I had coffee yesterday with Jonathan Coleman, author of "Long Way to Go: Black and White in America". He has agreed to be one of our guest speakers for the show. This is very exciting for us! Not only will we be producing an important theatrical work, but it looks like we may be able to reach out to the community to open a dialogue about race in general...

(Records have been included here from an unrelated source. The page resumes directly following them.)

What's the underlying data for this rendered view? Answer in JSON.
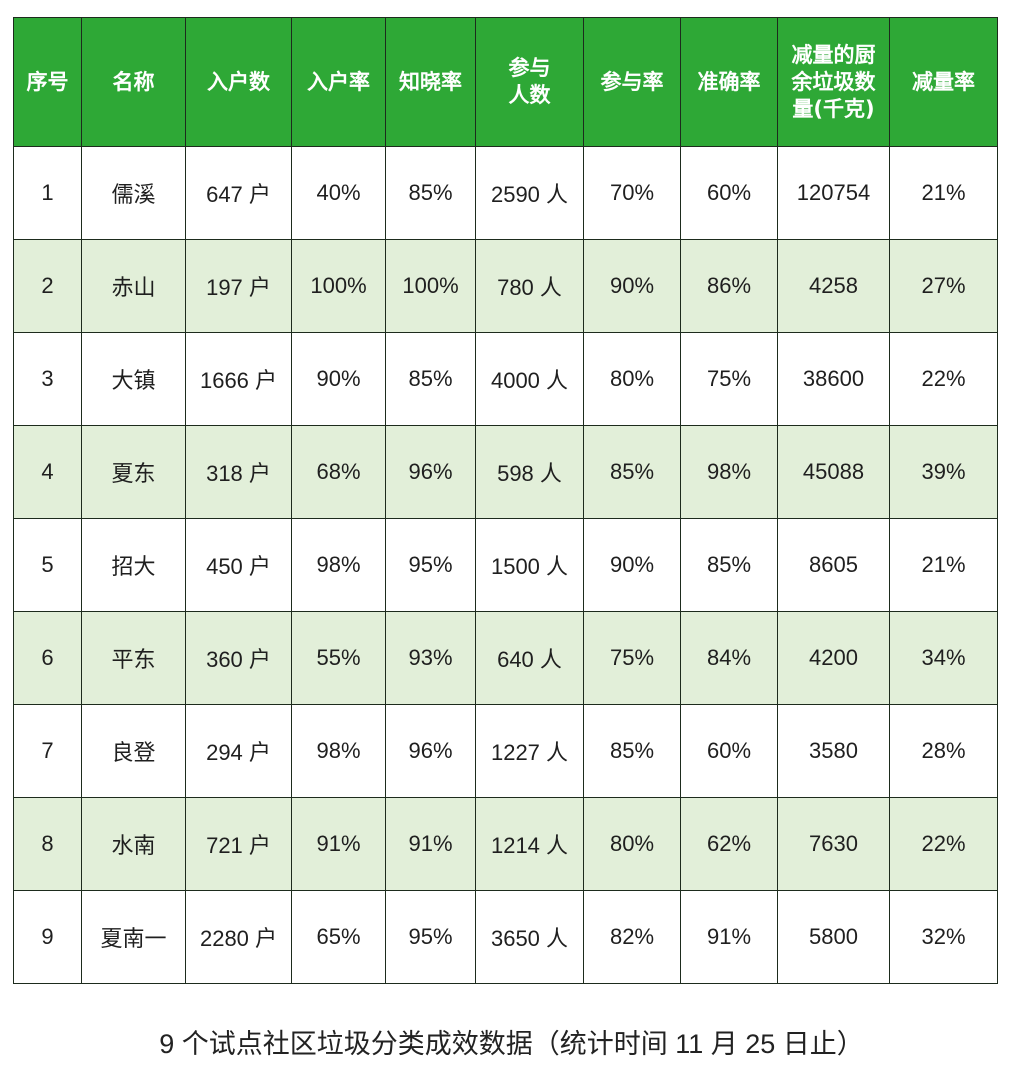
{
  "colors": {
    "header_bg": "#2ea836",
    "header_text": "#ffffff",
    "alt_row_bg": "#e2efd9",
    "row_bg": "#ffffff"
  },
  "chart_data": {
    "type": "table",
    "title": "9 个试点社区垃圾分类成效数据（统计时间 11 月 25 日止）",
    "columns": [
      "序号",
      "名称",
      "入户数",
      "入户率",
      "知晓率",
      "参与人数",
      "参与率",
      "准确率",
      "减量的厨余垃圾数量(千克)",
      "减量率"
    ],
    "header_lines": [
      [
        "序号"
      ],
      [
        "名称"
      ],
      [
        "入户数"
      ],
      [
        "入户率"
      ],
      [
        "知晓率"
      ],
      [
        "参与",
        "人数"
      ],
      [
        "参与率"
      ],
      [
        "准确率"
      ],
      [
        "减量的厨",
        "余垃圾数",
        "量(千克)"
      ],
      [
        "减量率"
      ]
    ],
    "rows": [
      [
        "1",
        "儒溪",
        "647 户",
        "40%",
        "85%",
        "2590 人",
        "70%",
        "60%",
        "120754",
        "21%"
      ],
      [
        "2",
        "赤山",
        "197 户",
        "100%",
        "100%",
        "780 人",
        "90%",
        "86%",
        "4258",
        "27%"
      ],
      [
        "3",
        "大镇",
        "1666 户",
        "90%",
        "85%",
        "4000 人",
        "80%",
        "75%",
        "38600",
        "22%"
      ],
      [
        "4",
        "夏东",
        "318 户",
        "68%",
        "96%",
        "598 人",
        "85%",
        "98%",
        "45088",
        "39%"
      ],
      [
        "5",
        "招大",
        "450 户",
        "98%",
        "95%",
        "1500 人",
        "90%",
        "85%",
        "8605",
        "21%"
      ],
      [
        "6",
        "平东",
        "360 户",
        "55%",
        "93%",
        "640 人",
        "75%",
        "84%",
        "4200",
        "34%"
      ],
      [
        "7",
        "良登",
        "294 户",
        "98%",
        "96%",
        "1227 人",
        "85%",
        "60%",
        "3580",
        "28%"
      ],
      [
        "8",
        "水南",
        "721 户",
        "91%",
        "91%",
        "1214 人",
        "80%",
        "62%",
        "7630",
        "22%"
      ],
      [
        "9",
        "夏南一",
        "2280 户",
        "65%",
        "95%",
        "3650 人",
        "82%",
        "91%",
        "5800",
        "32%"
      ]
    ]
  }
}
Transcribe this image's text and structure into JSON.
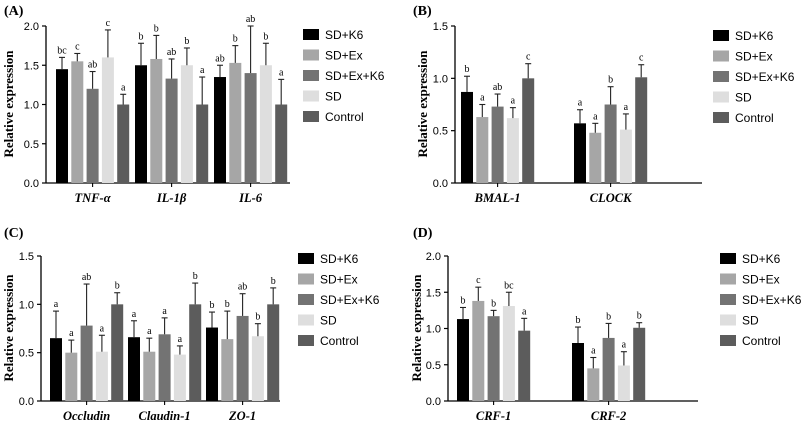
{
  "legend_labels": [
    "SD+K6",
    "SD+Ex",
    "SD+Ex+K6",
    "SD",
    "Control"
  ],
  "series_colors": [
    "#000000",
    "#a6a6a6",
    "#737373",
    "#dedede",
    "#5c5c5c"
  ],
  "chart_data": [
    {
      "panel": "(A)",
      "type": "bar",
      "ylabel": "Relative expression",
      "ylim": [
        0,
        2.0
      ],
      "yticks": [
        "0.0",
        "0.5",
        "1.0",
        "1.5",
        "2.0"
      ],
      "categories": [
        "TNF-α",
        "IL-1β",
        "IL-6"
      ],
      "series": [
        {
          "name": "SD+K6",
          "values": [
            1.45,
            1.5,
            1.35
          ],
          "errors": [
            0.15,
            0.28,
            0.15
          ],
          "labels": [
            "bc",
            "b",
            "ab"
          ]
        },
        {
          "name": "SD+Ex",
          "values": [
            1.55,
            1.58,
            1.53
          ],
          "errors": [
            0.1,
            0.3,
            0.22
          ],
          "labels": [
            "c",
            "b",
            "b"
          ]
        },
        {
          "name": "SD+Ex+K6",
          "values": [
            1.2,
            1.33,
            1.4
          ],
          "errors": [
            0.22,
            0.25,
            0.6
          ],
          "labels": [
            "ab",
            "ab",
            "ab"
          ]
        },
        {
          "name": "SD",
          "values": [
            1.6,
            1.5,
            1.5
          ],
          "errors": [
            0.35,
            0.22,
            0.28
          ],
          "labels": [
            "c",
            "b",
            "b"
          ]
        },
        {
          "name": "Control",
          "values": [
            1.0,
            1.0,
            1.0
          ],
          "errors": [
            0.13,
            0.35,
            0.32
          ],
          "labels": [
            "a",
            "a",
            "a"
          ]
        }
      ]
    },
    {
      "panel": "(B)",
      "type": "bar",
      "ylabel": "Relative expression",
      "ylim": [
        0,
        1.5
      ],
      "yticks": [
        "0.0",
        "0.5",
        "1.0",
        "1.5"
      ],
      "categories": [
        "BMAL-1",
        "CLOCK"
      ],
      "series": [
        {
          "name": "SD+K6",
          "values": [
            0.87,
            0.57
          ],
          "errors": [
            0.15,
            0.13
          ],
          "labels": [
            "b",
            "a"
          ]
        },
        {
          "name": "SD+Ex",
          "values": [
            0.63,
            0.48
          ],
          "errors": [
            0.12,
            0.09
          ],
          "labels": [
            "a",
            "a"
          ]
        },
        {
          "name": "SD+Ex+K6",
          "values": [
            0.73,
            0.75
          ],
          "errors": [
            0.12,
            0.17
          ],
          "labels": [
            "ab",
            "b"
          ]
        },
        {
          "name": "SD",
          "values": [
            0.62,
            0.51
          ],
          "errors": [
            0.1,
            0.15
          ],
          "labels": [
            "a",
            "a"
          ]
        },
        {
          "name": "Control",
          "values": [
            1.0,
            1.01
          ],
          "errors": [
            0.14,
            0.12
          ],
          "labels": [
            "c",
            "c"
          ]
        }
      ]
    },
    {
      "panel": "(C)",
      "type": "bar",
      "ylabel": "Relative expression",
      "ylim": [
        0,
        1.5
      ],
      "yticks": [
        "0.0",
        "0.5",
        "1.0",
        "1.5"
      ],
      "categories": [
        "Occludin",
        "Claudin-1",
        "ZO-1"
      ],
      "series": [
        {
          "name": "SD+K6",
          "values": [
            0.65,
            0.66,
            0.76
          ],
          "errors": [
            0.28,
            0.17,
            0.16
          ],
          "labels": [
            "a",
            "a",
            "b"
          ]
        },
        {
          "name": "SD+Ex",
          "values": [
            0.5,
            0.51,
            0.64
          ],
          "errors": [
            0.13,
            0.14,
            0.29
          ],
          "labels": [
            "a",
            "a",
            "b"
          ]
        },
        {
          "name": "SD+Ex+K6",
          "values": [
            0.78,
            0.69,
            0.88
          ],
          "errors": [
            0.43,
            0.17,
            0.23
          ],
          "labels": [
            "ab",
            "a",
            "ab"
          ]
        },
        {
          "name": "SD",
          "values": [
            0.51,
            0.48,
            0.67
          ],
          "errors": [
            0.17,
            0.09,
            0.13
          ],
          "labels": [
            "a",
            "a",
            "b"
          ]
        },
        {
          "name": "Control",
          "values": [
            1.0,
            1.0,
            1.0
          ],
          "errors": [
            0.12,
            0.22,
            0.17
          ],
          "labels": [
            "b",
            "b",
            "b"
          ]
        }
      ]
    },
    {
      "panel": "(D)",
      "type": "bar",
      "ylabel": "Relative expression",
      "ylim": [
        0,
        2.0
      ],
      "yticks": [
        "0.0",
        "0.5",
        "1.0",
        "1.5",
        "2.0"
      ],
      "categories": [
        "CRF-1",
        "CRF-2"
      ],
      "series": [
        {
          "name": "SD+K6",
          "values": [
            1.13,
            0.8
          ],
          "errors": [
            0.16,
            0.22
          ],
          "labels": [
            "b",
            "b"
          ]
        },
        {
          "name": "SD+Ex",
          "values": [
            1.38,
            0.45
          ],
          "errors": [
            0.19,
            0.15
          ],
          "labels": [
            "c",
            "a"
          ]
        },
        {
          "name": "SD+Ex+K6",
          "values": [
            1.17,
            0.87
          ],
          "errors": [
            0.08,
            0.2
          ],
          "labels": [
            "b",
            "b"
          ]
        },
        {
          "name": "SD",
          "values": [
            1.31,
            0.49
          ],
          "errors": [
            0.19,
            0.19
          ],
          "labels": [
            "bc",
            "a"
          ]
        },
        {
          "name": "Control",
          "values": [
            0.97,
            1.01
          ],
          "errors": [
            0.17,
            0.07
          ],
          "labels": [
            "a",
            "b"
          ]
        }
      ]
    }
  ]
}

About Jonathan Coleman's book:
Amazon.com
Jonathan Coleman uses the city of Milwaukee--one of the most segregated in the country--as the lens through which to consider race in America. Black Milwaukeeans suffer an unemployment rate of about 20 percent, the result of the city's losing 60,000 jobs between 1979 and 1983 as it changed from a manufacturing to a service economy. The great success of Long Way to Go is that it shows us the human faces that lie behind the statistics, people like Georgette and Maron Alexander. After losing his high-paying manufacturing job, Maron Alexander found work paying $6 an hour, while his wife makes $5.50 an hour as a cook. They manage to feed their children and are sending their oldest daughter to college, but, at times, Maron Alexander can't help thinking that with his service insurance policy, his family would be better off if he were dead.
From Library Journal
Coleman's new book is a stunner. The former journalist and television news producer tackles the prickly topic of racism in the United States, particularly through the prism of both black and white citizens of Milwaukee, Wisconsin. Coleman's narrative technique is superb, mixing investigative reporting with the storytelling style of the late Charles Kurault; the reader will become steadily engrossed while meeting people drawn from all walks of life as they spin their tales of how they view the specter of racism in America. While Coleman is sympathetic to most of the African American community members he meets, he intellectually distances himself from some of their ideas that he sees as ill-founded or self-serving. A brilliant work that approaches racism in America through the eyes, mouths, and hearts of those who have lived through it on the front lines. Highly recommended for all libraries.